# farò tardi



## babellover

Bonjour, Buongiorno,

Je discute par Skype tous les soirs avec un ami italien.

Ce soir, par e-mail, je lui ai demandé s'il serait connecté et il m'a répondu : "Scusami ma questa sera ho davvero molto da studiare ancora. Faro' tardi."

Je comprends l'idée globale, mais ce "faro' tardi" me taraude. Cela veut-il dire :
1/ Qu'il ne se connectera que tard dans la soirée.
2/ Qu'il terminera tard de travailler (et donc ne pourra pas se connecter)

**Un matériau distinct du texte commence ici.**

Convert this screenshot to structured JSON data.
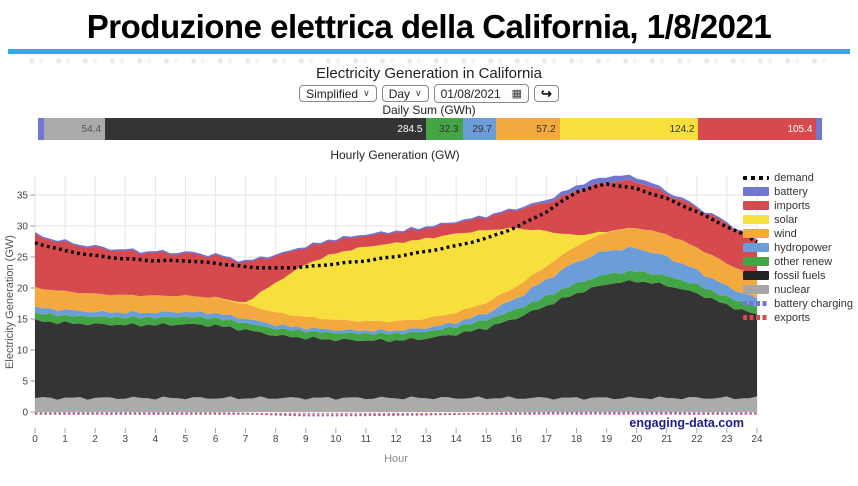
{
  "page": {
    "main_title": "Produzione elettrica della California, 1/8/2021",
    "underline_color": "#29ace3"
  },
  "app": {
    "title": "Electricity Generation in California",
    "controls": {
      "mode_select": "Simplified",
      "period_select": "Day",
      "date_value": "01/08/2021",
      "icons": {
        "caret": "∨",
        "calendar": "▦",
        "share": "↪"
      }
    },
    "daily_sum_label": "Daily Sum (GWh)",
    "hourly_label": "Hourly Generation (GW)",
    "watermark": "engaging-data.com"
  },
  "daily_bar": {
    "segments": [
      {
        "name": "battery",
        "label": "",
        "pct": 0.8,
        "color": "#7077d1",
        "text_color": "#ffffff"
      },
      {
        "name": "nuclear",
        "label": "54.4",
        "pct": 7.75,
        "color": "#ababab",
        "text_color": "#555555"
      },
      {
        "name": "fossil-fuels",
        "label": "284.5",
        "pct": 41.0,
        "color": "#343434",
        "text_color": "#ffffff"
      },
      {
        "name": "other-renew",
        "label": "32.3",
        "pct": 4.6,
        "color": "#44a544",
        "text_color": "#333333"
      },
      {
        "name": "hydropower",
        "label": "29.7",
        "pct": 4.25,
        "color": "#6b9ed8",
        "text_color": "#333333"
      },
      {
        "name": "wind",
        "label": "57.2",
        "pct": 8.15,
        "color": "#f3a93e",
        "text_color": "#333333"
      },
      {
        "name": "solar",
        "label": "124.2",
        "pct": 17.7,
        "color": "#f7e03b",
        "text_color": "#333333"
      },
      {
        "name": "imports",
        "label": "105.4",
        "pct": 15.05,
        "color": "#d6494d",
        "text_color": "#ffffff"
      },
      {
        "name": "battery-charging",
        "label": "",
        "pct": 0.7,
        "color": "#7077d1",
        "text_color": "#ffffff"
      }
    ]
  },
  "chart_data": {
    "type": "area",
    "title": "Hourly Generation (GW)",
    "xlabel": "Hour",
    "ylabel": "Electricity Generation (GW)",
    "x": [
      0,
      1,
      2,
      3,
      4,
      5,
      6,
      7,
      8,
      9,
      10,
      11,
      12,
      13,
      14,
      15,
      16,
      17,
      18,
      19,
      20,
      21,
      22,
      23,
      24
    ],
    "xticks": [
      0,
      1,
      2,
      3,
      4,
      5,
      6,
      7,
      8,
      9,
      10,
      11,
      12,
      13,
      14,
      15,
      16,
      17,
      18,
      19,
      20,
      21,
      22,
      23,
      24
    ],
    "yticks": [
      0,
      5,
      10,
      15,
      20,
      25,
      30,
      35
    ],
    "ylim": [
      -1,
      38.7
    ],
    "grid": true,
    "legend_position": "right",
    "series": [
      {
        "name": "nuclear",
        "color": "#ababab",
        "values": [
          2.25,
          2.25,
          2.25,
          2.25,
          2.25,
          2.25,
          2.25,
          2.25,
          2.25,
          2.25,
          2.25,
          2.25,
          2.25,
          2.25,
          2.25,
          2.25,
          2.25,
          2.25,
          2.25,
          2.25,
          2.25,
          2.25,
          2.25,
          2.25,
          2.25
        ]
      },
      {
        "name": "fossil fuels",
        "color": "#343434",
        "values": [
          12.5,
          12.1,
          11.9,
          11.8,
          11.8,
          11.9,
          11.7,
          11.0,
          10.1,
          9.7,
          9.4,
          9.3,
          9.3,
          9.6,
          10.3,
          11.3,
          12.9,
          14.9,
          16.9,
          18.4,
          18.9,
          18.2,
          16.9,
          15.0,
          13.4
        ]
      },
      {
        "name": "other renew",
        "color": "#44a544",
        "values": [
          1.2,
          1.2,
          1.2,
          1.2,
          1.2,
          1.2,
          1.2,
          1.1,
          1.1,
          1.1,
          1.1,
          1.1,
          1.1,
          1.1,
          1.2,
          1.3,
          1.4,
          1.5,
          1.6,
          1.6,
          1.6,
          1.5,
          1.4,
          1.3,
          1.3
        ]
      },
      {
        "name": "hydropower",
        "color": "#6b9ed8",
        "values": [
          0.9,
          0.9,
          0.8,
          0.8,
          0.8,
          0.8,
          0.8,
          0.7,
          0.6,
          0.5,
          0.5,
          0.5,
          0.5,
          0.6,
          0.7,
          1.1,
          1.8,
          2.7,
          3.5,
          3.8,
          3.7,
          3.1,
          2.3,
          1.7,
          1.3
        ]
      },
      {
        "name": "wind",
        "color": "#f3a93e",
        "values": [
          3.2,
          3.0,
          2.9,
          2.8,
          2.7,
          2.6,
          2.5,
          2.3,
          2.0,
          1.8,
          1.6,
          1.5,
          1.5,
          1.5,
          1.6,
          1.7,
          1.9,
          2.2,
          2.6,
          3.0,
          3.3,
          3.6,
          3.7,
          3.7,
          3.6
        ]
      },
      {
        "name": "solar",
        "color": "#f7e03b",
        "values": [
          0,
          0,
          0,
          0,
          0,
          0,
          0,
          0.3,
          4.8,
          8.5,
          10.8,
          12.0,
          12.6,
          12.9,
          12.7,
          11.7,
          9.4,
          5.6,
          1.6,
          0.1,
          0,
          0,
          0,
          0,
          0
        ]
      },
      {
        "name": "imports",
        "color": "#d6494d",
        "values": [
          8.5,
          7.9,
          7.5,
          7.2,
          7.0,
          6.9,
          6.8,
          6.6,
          4.4,
          2.8,
          2.2,
          1.9,
          1.8,
          1.8,
          1.9,
          2.2,
          3.0,
          4.6,
          7.2,
          8.0,
          7.5,
          6.6,
          6.4,
          6.5,
          5.8
        ]
      },
      {
        "name": "battery",
        "color": "#7077d1",
        "values": [
          0,
          0,
          0,
          0,
          0,
          0,
          0,
          0,
          0,
          0,
          0,
          0,
          0,
          0,
          0,
          0,
          0.1,
          0.3,
          0.7,
          0.8,
          0.6,
          0.3,
          0.1,
          0,
          0
        ]
      }
    ],
    "demand": {
      "name": "demand",
      "color": "#000000",
      "style": "dotted",
      "values": [
        27.3,
        26.0,
        25.2,
        24.7,
        24.4,
        24.4,
        24.0,
        23.4,
        23.2,
        23.4,
        23.9,
        24.4,
        25.1,
        25.9,
        26.8,
        28.0,
        29.8,
        32.3,
        35.5,
        36.8,
        36.0,
        34.4,
        32.3,
        29.9,
        27.5
      ]
    },
    "negative_series": [
      {
        "name": "battery charging",
        "color": "#7077d1",
        "style": "dashed",
        "values": [
          -0.15,
          -0.15,
          -0.15,
          -0.15,
          -0.15,
          -0.15,
          -0.15,
          -0.25,
          -0.45,
          -0.6,
          -0.6,
          -0.55,
          -0.5,
          -0.45,
          -0.35,
          -0.25,
          -0.15,
          -0.1,
          -0.1,
          -0.1,
          -0.1,
          -0.1,
          -0.15,
          -0.15,
          -0.15
        ]
      },
      {
        "name": "exports",
        "color": "#d6494d",
        "style": "dashed",
        "values": [
          -0.3,
          -0.3,
          -0.3,
          -0.3,
          -0.3,
          -0.3,
          -0.3,
          -0.3,
          -0.3,
          -0.3,
          -0.3,
          -0.3,
          -0.3,
          -0.3,
          -0.3,
          -0.3,
          -0.3,
          -0.3,
          -0.3,
          -0.3,
          -0.3,
          -0.3,
          -0.3,
          -0.3,
          -0.3
        ]
      }
    ],
    "legend": [
      {
        "label": "demand",
        "color": "#000000",
        "style": "dotted"
      },
      {
        "label": "battery",
        "color": "#7077d1",
        "style": "solid"
      },
      {
        "label": "imports",
        "color": "#d6494d",
        "style": "solid"
      },
      {
        "label": "solar",
        "color": "#f7e03b",
        "style": "solid"
      },
      {
        "label": "wind",
        "color": "#f3a93e",
        "style": "solid"
      },
      {
        "label": "hydropower",
        "color": "#6b9ed8",
        "style": "solid"
      },
      {
        "label": "other renew",
        "color": "#44a544",
        "style": "solid"
      },
      {
        "label": "fossil fuels",
        "color": "#222222",
        "style": "solid"
      },
      {
        "label": "nuclear",
        "color": "#a6a6a6",
        "style": "solid"
      },
      {
        "label": "battery charging",
        "color": "#7077d1",
        "style": "beaded"
      },
      {
        "label": "exports",
        "color": "#d6494d",
        "style": "beaded"
      }
    ]
  }
}
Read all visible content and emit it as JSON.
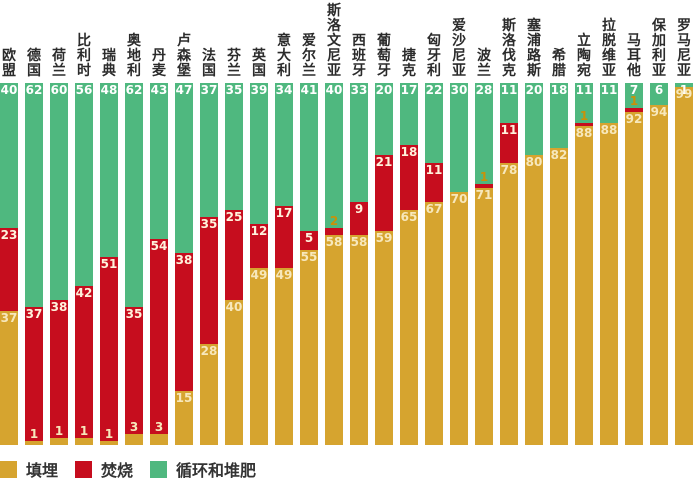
{
  "colors": {
    "landfill": "#D6A42F",
    "incineration": "#C60D1E",
    "recycling": "#4FB87F",
    "label_on_green": "#FFFFFF",
    "label_on_red": "#FFF2DC",
    "label_on_gold": "#F7E8BC",
    "label_tiny_red": "#C8920A",
    "text": "#2B2B2B"
  },
  "chart_data": {
    "type": "bar",
    "stacked": true,
    "orientation": "vertical",
    "unit": "%",
    "ylim": [
      0,
      100
    ],
    "grid": false,
    "legend_position": "bottom-left",
    "categories": [
      "欧盟",
      "德国",
      "荷兰",
      "比利时",
      "瑞典",
      "奥地利",
      "丹麦",
      "卢森堡",
      "法国",
      "芬兰",
      "英国",
      "意大利",
      "爱尔兰",
      "斯洛文尼亚",
      "西班牙",
      "葡萄牙",
      "捷克",
      "匈牙利",
      "爱沙尼亚",
      "波兰",
      "斯洛伐克",
      "塞浦路斯",
      "希腊",
      "立陶宛",
      "拉脱维亚",
      "马耳他",
      "保加利亚",
      "罗马尼亚"
    ],
    "series": [
      {
        "name": "填埋",
        "color": "#D6A42F",
        "values": [
          37,
          1,
          1,
          1,
          1,
          3,
          3,
          15,
          28,
          40,
          49,
          49,
          55,
          58,
          58,
          59,
          65,
          67,
          70,
          71,
          78,
          80,
          82,
          88,
          88,
          92,
          94,
          99
        ]
      },
      {
        "name": "焚烧",
        "color": "#C60D1E",
        "values": [
          23,
          37,
          38,
          42,
          51,
          35,
          54,
          38,
          35,
          25,
          12,
          17,
          5,
          2,
          9,
          21,
          18,
          11,
          0,
          1,
          11,
          0,
          0,
          1,
          0,
          1,
          0,
          0
        ]
      },
      {
        "name": "循环和堆肥",
        "color": "#4FB87F",
        "values": [
          40,
          62,
          60,
          56,
          48,
          62,
          43,
          47,
          37,
          35,
          39,
          34,
          41,
          40,
          33,
          20,
          17,
          22,
          30,
          28,
          11,
          20,
          18,
          11,
          11,
          7,
          6,
          1
        ]
      }
    ]
  },
  "legend": {
    "items": [
      {
        "label": "填埋",
        "color": "#D6A42F"
      },
      {
        "label": "焚烧",
        "color": "#C60D1E"
      },
      {
        "label": "循环和堆肥",
        "color": "#4FB87F"
      }
    ]
  }
}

Merci d'avance pour vos lumières !

Grazie per le luce...


----------



## matoupaschat

Bonsoir Babellover,
Moi je comprends qu'il doit étudier jusqu'à très tard avant d'avoir terminé, donc, qu'il ne se connectera pas, mais on peut aussi comprendre qu'il "skypera" après.
J'espère que *Nunou* -- est remise de ses émotions et viendra confirmer ou infirmer après le dîner.
Ciao.


----------



## Nunou

Ciao babellover, ciao Matou,
io capisco che questa sera ha ancora molto da studiare quindi non può connettersi e si scusa. Farò tardi...vuol dire che studierà fino a tardi, non dice esplicitamente che più tardi si connetterà. Probabilmente neppure lui sa cosa farà una volta finito di studiare...andare a dormire o su Skype? Credo dipenderà dall'ora e dalle energie residue...


----------



## babellover

Ciao Matou e Nunou,

Grazie mille per le sue risposte!
Ca m'a évité de faire le pied de grue devant l'ordinateur toute la nuit...  !


----------



## matoupaschat

babellover said:


> Ciao Matou e Nunou,
> 
> Grazie mille per le _sue _risposte!
> Ca m'a évité de faire le pied de grue devant l'ordinateur toute la nuit...  !



Avec plaisir !

Matou.

... Si je peux me permettre : "Grazie per le *vostre* risposte"


----------